Aku segera berjalan menujunya.
"Untuk apa berjalan selarut ini?" Tanyanya.
Kemudian dia mendekat padaku.
"Pulanglah." Perintahnya dengan nada tegas.
"Ah, aku tidak ingin ada di sini... Bibi Xun orangnya pemarah." Itu cara aku berbohong.
Cindy menghela nafas. "Anak-anak tidak boleh berjalan selarut ini."
"Saya di sini karena merasa bosan di dalam ruangan." Aku juga bersikap tegas.
Cindy menanggapi perkataanku dengan sebuah sentuhan di atas kepalaku.
Aku merasa ini adalah sebuah persahabatan, dan aku melihat sebuah kantung kain dengan aroma makanan yang nikmat.
"Ayo kita duduk di sana." Ucap Cindy.
Ada sebuah danau yang diterangi sinar bulan yang cukup nyaman di mata.
Kemudian kami berdua duduk di samping danau, sambil menikmati bakpao isi daging.
Aku duduk pada sebuah kain yang telah disediakannya, suasananya cukup nyaman.
"Apa kau merasa kesepian?" Cindy menatapku perlahan.

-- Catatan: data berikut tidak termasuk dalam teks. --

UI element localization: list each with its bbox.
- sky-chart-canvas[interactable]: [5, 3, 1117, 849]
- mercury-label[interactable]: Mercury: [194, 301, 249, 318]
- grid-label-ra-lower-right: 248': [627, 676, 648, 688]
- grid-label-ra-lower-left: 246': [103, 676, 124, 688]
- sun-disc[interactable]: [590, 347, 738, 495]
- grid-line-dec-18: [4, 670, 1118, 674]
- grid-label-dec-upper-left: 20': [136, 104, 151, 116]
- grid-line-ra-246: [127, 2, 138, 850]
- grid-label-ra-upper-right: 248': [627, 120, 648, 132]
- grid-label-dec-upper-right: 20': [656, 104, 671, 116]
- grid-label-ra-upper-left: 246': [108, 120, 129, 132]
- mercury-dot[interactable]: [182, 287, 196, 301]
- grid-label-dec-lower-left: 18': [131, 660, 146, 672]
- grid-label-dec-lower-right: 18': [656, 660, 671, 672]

Aku mencoba menyembunyikan perasaanku darinya, tetapi rasanya sulit bahwa aku sedang merindukan ibuku.
Dia memegang belakangku untuk kedua kalinya ketika aku menikmati bakpao isi daging sapi yang cukup nikmat.
"Mungkin iya." Itulah perasaanku saat ini.
Aku menatapnya yang saat ini juga melihat bintang-bintang dengan warna bervariasi.
"Aku juga merasa kesepian." Dia berkata itu sambil mengusap belakang kepalaku.